釣り竿を持った不審者が現れました

明日から梅雨入りしそうなので、今日の夕方も川へ行ってきた。ほぼ毎日川へ行っている。なにしろ近いし。『フライの雑誌』次号第102号の編集で、いまはわりとというより、とてもとても忙しい時期だ。こういう状況下でもふつうに川で釣り竿を振るような編集者は、世の中にはたぶんいない。

でも、わたしがこうして川へ行けば行くほど、次号は釣り場の匂いの濃い楽しい釣り雑誌になるはずだ。どうせ川へ行くといったって、夕方のほんの小一時間だ。本当は朝から夕まで川にいれば、もっともっと面白い釣り雑誌になるのだが、それでは本が作れない。

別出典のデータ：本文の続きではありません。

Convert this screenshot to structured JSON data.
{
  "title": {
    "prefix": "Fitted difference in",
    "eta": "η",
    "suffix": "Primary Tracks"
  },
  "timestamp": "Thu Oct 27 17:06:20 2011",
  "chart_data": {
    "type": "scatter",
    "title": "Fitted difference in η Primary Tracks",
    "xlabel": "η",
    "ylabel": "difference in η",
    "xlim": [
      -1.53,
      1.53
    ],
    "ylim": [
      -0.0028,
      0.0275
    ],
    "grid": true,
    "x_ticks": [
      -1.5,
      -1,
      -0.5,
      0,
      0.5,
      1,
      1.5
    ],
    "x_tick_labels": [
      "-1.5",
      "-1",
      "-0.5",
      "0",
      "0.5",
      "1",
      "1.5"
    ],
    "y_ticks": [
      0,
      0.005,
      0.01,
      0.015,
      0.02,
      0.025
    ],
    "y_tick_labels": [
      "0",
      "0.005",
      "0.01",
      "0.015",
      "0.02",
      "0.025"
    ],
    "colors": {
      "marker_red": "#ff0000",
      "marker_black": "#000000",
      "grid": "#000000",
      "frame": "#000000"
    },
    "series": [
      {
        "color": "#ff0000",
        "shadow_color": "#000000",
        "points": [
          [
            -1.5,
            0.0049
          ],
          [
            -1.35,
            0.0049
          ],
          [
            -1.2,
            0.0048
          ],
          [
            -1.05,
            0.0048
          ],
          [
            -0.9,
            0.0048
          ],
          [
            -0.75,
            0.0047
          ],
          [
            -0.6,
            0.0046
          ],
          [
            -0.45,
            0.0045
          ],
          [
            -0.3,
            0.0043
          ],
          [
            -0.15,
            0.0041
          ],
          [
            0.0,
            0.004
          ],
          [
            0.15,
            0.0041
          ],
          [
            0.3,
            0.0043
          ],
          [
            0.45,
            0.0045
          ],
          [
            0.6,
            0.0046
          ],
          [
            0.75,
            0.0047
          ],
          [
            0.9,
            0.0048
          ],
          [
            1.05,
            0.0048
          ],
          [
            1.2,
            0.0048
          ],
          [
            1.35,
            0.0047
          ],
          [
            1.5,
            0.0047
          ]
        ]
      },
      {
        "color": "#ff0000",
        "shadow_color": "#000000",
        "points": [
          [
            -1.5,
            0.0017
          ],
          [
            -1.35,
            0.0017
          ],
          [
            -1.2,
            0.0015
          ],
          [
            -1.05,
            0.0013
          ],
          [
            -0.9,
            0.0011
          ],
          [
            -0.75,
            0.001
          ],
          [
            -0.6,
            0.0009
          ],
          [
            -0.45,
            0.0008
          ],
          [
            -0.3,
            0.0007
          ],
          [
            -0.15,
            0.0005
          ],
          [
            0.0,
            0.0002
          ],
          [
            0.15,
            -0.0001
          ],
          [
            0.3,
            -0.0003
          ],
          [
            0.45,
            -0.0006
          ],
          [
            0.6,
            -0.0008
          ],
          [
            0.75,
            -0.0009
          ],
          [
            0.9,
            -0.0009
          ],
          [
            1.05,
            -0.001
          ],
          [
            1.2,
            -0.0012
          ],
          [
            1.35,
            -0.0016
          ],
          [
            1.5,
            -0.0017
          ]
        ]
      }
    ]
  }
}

ほんの小一時間の釣りでもじゅうぶん楽しめるのが、フライフィッシングの魅力で魔力だ。日々の釣りで一日たりとも同じ状況はない。釣れる魚の顔つきだって毎日ちがう。今日のおサカナはイワシみたいに太っていた。

今日の夕方、土手の上で川を見ながらわたしが釣り支度をしていたら、公園の手すりで遊んでいた、未就学児童と思われる姉とそのもっと小さい妹が寄ってきた。お姉ちゃんのほうがわたしに話しかけてきた。「なにがつれるんですかー」。

こういう時、本来ならわたしは濃密なコミュニケーションをはかりたい人だ。しかし今のわたしは忙しくて10日間ぐらいひげを剃っていない。お疲れ気味で全身からボーッと瘴気を発散している。他人様から見れば立派な不審者そのものだ。

夕暮れせまる川の土手で、わたしみたいな不審者が幼い姉妹と会話していたら、地域の防災無線でさっそく不審者情報を流されてしまう。「あさ川の土手付近で、釣り竿を持った不審者が発見されました。ただちにお家に帰りましょう」。それはいやだ。

だからごくシンプルに、「ハヤだよ」とだけ、ぼそっと答えた。

お姉ちゃんはハヤと言われても分からなかったらしく、「ハヤだって。知ーらんべったん、ゴーリーラー」と歌いだした。妹が「知ーらんべったん、ゴーリーラー」とまねをした。なんだそれ。ついわたしも「知ーらんべったん、ゴーリーラー」とつづけた。

大人が反応したもので姉も妹も大喜びだ。目をキラキラさせて「知ーらんべったん、ゴーリーラー」、「知ーらんべったん、ゴーリーラー」とうたいながら、くるったようにそこらを飛び跳ねだした。やばい。声が大きい。

公園にいた親子連れがふりむいた。こちらの様子をうかがっている。まずい。わたしはそそくさと土手を降りて川へと逃げていった。川原の草むらを分け入っていく間も、まだ姉妹がうたっている声が聞こえた。

ああ、なんでおれ逃げてるんだろう。

釣りして家に帰ったあと、うちのひとに「今日は土手でこんなことがあったんだ」と報告した。するとうちのひとは「ああ、それはあぶないところだったねえ」と、ほんとにホッとしたような顔をした。不審者にならなくてよかったねえと。

それはえん罪です。わたしはなにもやっていません。